3. Good problems and bad problems require different levels of urgency and focus.
A bad problem in business: No leads; a good problem in business: too many leads.
No leads means no sales; no sales means no paychecks. This is your "alien bugs banging on the walls" problem. When this happens, you drop everything and swarm to defend. There isn't time to think, only respond. Nothing deters you until you eliminate the invasion, stabilize the factory, restore power and put new defenses in place.
Too many leads means sales are dying on the vine. Your sales team can only close so many so fast, but who should they pick first? How should they segment the list? What can be done improve their workflow? This is your "resource bottleneck/starvation" problem. With some careful planning (see above, re: solutions create new problems), you can identify ways to take the load off the team and maybe automate certain pieces of their workload.
Factorio is great at giving you a healthy mix of good and bad problems. It is a sandbox in which to test both your resilience and your thoughtfulness.
4. Understanding the impact of each trade-off.
Anyone tested in (startup) battle will tell you that it is a constant exercise in "good enough", best summarized in this meme:
If I've just built a railroad to import copper (because my local copper deposits are exhausted), does it make sense to also build an automation to fuel the train? Not if I can fuel it by hand once (or via a single wooden crate filled with coal) and have that train make its run dozens of times before needing to be refueled.
The same can be said of a business faced with building a solution vs. buying one. Why would we develop a UI by hand if it is:
- internally facing, and
- 85% of the functionality is already available in a NoCode platform like Retool?
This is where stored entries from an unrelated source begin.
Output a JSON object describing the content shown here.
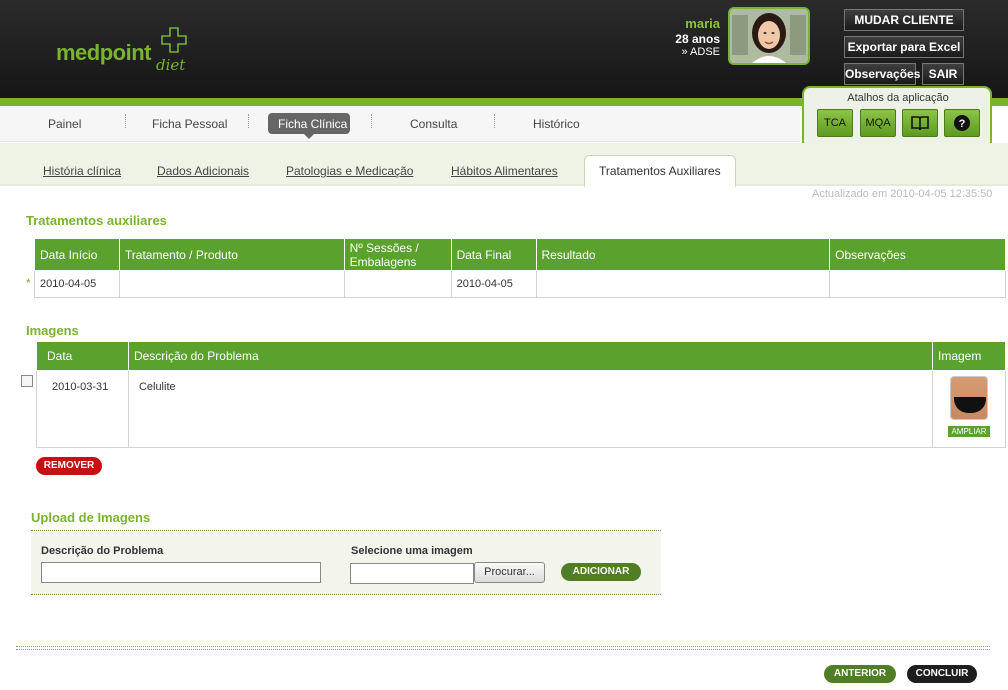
{
  "logo": {
    "main": "medpoint",
    "sub": "diet"
  },
  "patient": {
    "name": "maria",
    "age": "28 anos",
    "insurer": "» ADSE"
  },
  "header_buttons": {
    "change_client": "MUDAR CLIENTE",
    "export_excel": "Exportar para Excel",
    "observations": "Observações",
    "exit": "SAIR"
  },
  "shortcuts": {
    "title": "Atalhos da aplicação",
    "tca": "TCA",
    "mqa": "MQA",
    "book_icon": "book-icon",
    "help_icon": "help-icon"
  },
  "nav": [
    {
      "label": "Painel"
    },
    {
      "label": "Ficha Pessoal"
    },
    {
      "label": "Ficha Clínica",
      "active": true
    },
    {
      "label": "Consulta"
    },
    {
      "label": "Histórico"
    }
  ],
  "subtabs": [
    {
      "label": "História clínica"
    },
    {
      "label": "Dados Adicionais"
    },
    {
      "label": "Patologias e Medicação"
    },
    {
      "label": "Hábitos Alimentares"
    },
    {
      "label": "Tratamentos Auxiliares",
      "active": true
    }
  ],
  "updated_text": "Actualizado em 2010-04-05 12:35:50",
  "treatments": {
    "title": "Tratamentos auxiliares",
    "headers": [
      "Data Início",
      "Tratamento / Produto",
      "Nº Sessões / Embalagens",
      "Data Final",
      "Resultado",
      "Observações"
    ],
    "row_marker": "*",
    "rows": [
      [
        "2010-04-05",
        "",
        "",
        "2010-04-05",
        "",
        ""
      ]
    ]
  },
  "images": {
    "title": "Imagens",
    "headers": [
      "Data",
      "Descrição do Problema",
      "Imagem"
    ],
    "rows": [
      {
        "date": "2010-03-31",
        "description": "Celulite",
        "zoom_label": "AMPLIAR"
      }
    ],
    "remove_label": "REMOVER"
  },
  "upload": {
    "title": "Upload de Imagens",
    "description_label": "Descrição do Problema",
    "description_value": "",
    "file_label": "Selecione uma imagem",
    "file_value": "",
    "browse_label": "Procurar...",
    "add_label": "ADICIONAR"
  },
  "footer": {
    "previous": "ANTERIOR",
    "finish": "CONCLUIR"
  },
  "colors": {
    "brand_green": "#7ab32e",
    "table_header": "#5aa12d",
    "remove_red": "#c71010",
    "header_dark": "#1f1f1f"
  }
}
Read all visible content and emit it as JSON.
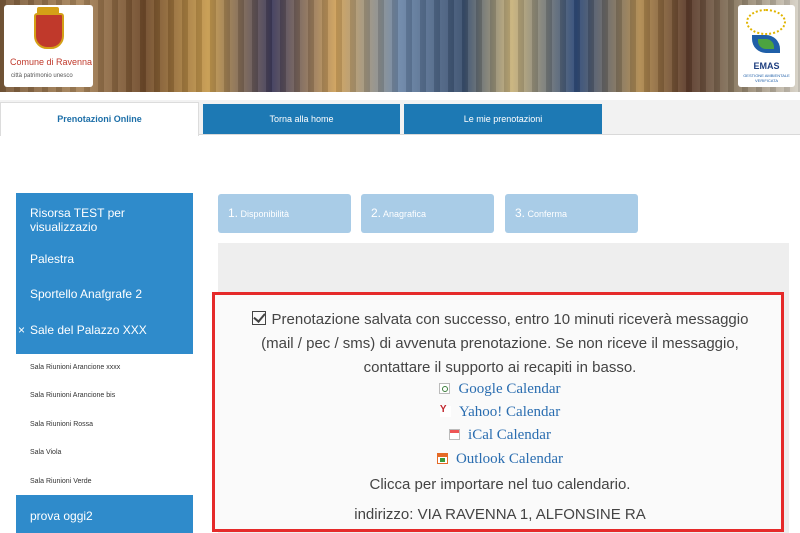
{
  "header": {
    "logo_city": "Comune di Ravenna",
    "logo_sub": "città patrimonio  unesco",
    "emas_title": "EMAS",
    "emas_sub": "GESTIONE AMBIENTALE VERIFICATA"
  },
  "tabs": [
    {
      "label": "Prenotazioni Online",
      "active": true
    },
    {
      "label": "Torna alla home",
      "active": false
    },
    {
      "label": "Le mie prenotazioni",
      "active": false
    }
  ],
  "sidebar": {
    "items": [
      {
        "label": "Risorsa TEST per visualizzazio"
      },
      {
        "label": "Palestra"
      },
      {
        "label": "Sportello Anafgrafe 2"
      },
      {
        "label": "Sale del Palazzo XXX",
        "expanded": true,
        "marker": "×"
      }
    ],
    "subitems": [
      {
        "label": "Sala Riunioni Arancione xxxx"
      },
      {
        "label": "Sala Riunioni Arancione bis"
      },
      {
        "label": "Sala Riunioni Rossa"
      },
      {
        "label": "Sala Viola"
      },
      {
        "label": "Sala Riunioni Verde"
      }
    ],
    "bottom_item": {
      "label": "prova oggi2"
    }
  },
  "steps": [
    {
      "num": "1.",
      "label": "Disponibilità"
    },
    {
      "num": "2.",
      "label": "Anagrafica"
    },
    {
      "num": "3.",
      "label": "Conferma"
    }
  ],
  "confirmation": {
    "line1": "Prenotazione salvata con successo, entro 10 minuti riceverà messaggio",
    "line2": "(mail / pec / sms) di avvenuta prenotazione. Se non riceve il messaggio,",
    "line3": "contattare il supporto ai recapiti in basso.",
    "calendars": [
      {
        "label": "Google Calendar",
        "icon": "google-calendar-icon"
      },
      {
        "label": "Yahoo! Calendar",
        "icon": "yahoo-calendar-icon"
      },
      {
        "label": "iCal Calendar",
        "icon": "ical-calendar-icon"
      },
      {
        "label": "Outlook Calendar",
        "icon": "outlook-calendar-icon"
      }
    ],
    "import_text": "Clicca per importare nel tuo calendario.",
    "address": "indirizzo: VIA RAVENNA 1, ALFONSINE RA"
  },
  "colors": {
    "tab_blue": "#1d79b4",
    "sidebar_blue": "#2f8bcb",
    "step_blue": "#a9cce7",
    "alert_red": "#e52a2a",
    "link_blue": "#2a6db0"
  }
}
This lesson becomes more concrete as you grow your factory and the impacts of earlier trade-offs compound. If one focuses all their time on researching science, one should not be surprised to turn around and discover giant alien bugs eating their face off.
The same can be said for outsourcing development of startup's core IP and then watching in abject horror as your servers crash under load...and not having any on-staff expertise to swarm on the fix.
When Factorio geeks talk about the game teaching leverage, this is what they mean. It's the same reason a seasoned technical leader will agree to (what appears at first as) a half-assed solution to close a gap. Voluntarily taking on technical debt isn't done out of ignorance – it's done to solve the right problem at the right time, knowing it is good enough to hold...for now. Our time, energy & resources are limited...and the bugs are banging on the walls.
Chris and I have talked at length about The 80/20 Principle; Factorio is incredibly effective at giving you a real-world lesson in it. You absolutely can take short-cuts (and in many cases, you'll have no choice). You will feel the repercussions of those choices later.
Automation & Leverage 101
I've only just breached the surface of Factorio in this post – there's an incredible amount of cool stuff revealed as the game progresses (eg. logic circuits, robot-based construction, etc.) so I encourage you to try it out. It's a surprisingly fun and fascinating way to look at the many different ways a complex system can be faulty or beautifully efficient.
You will come out of a Factorio game with a much greater sensibility around automation & leverage. I've taken a page from Tobi – my engineering team at Wrapmate is also able to expense the game. Who cares what business books you've read! Can you complete Factorio on death world settings?
On the Factorio subreddit, fans have deduced that the iron demands (alone) to go from nothing to functional spaceship is 7,619,920,134 raw ore. You're not going to be digging and processing that by hand! But if you are savvy enough to build a system capable of pulling that off, and dealing with all of the hurdles you'll face along the way, I suspect you won't be far off in being able to apply what you've learned in the real world.
Just remember to keep an eye out for those building-sized bugs.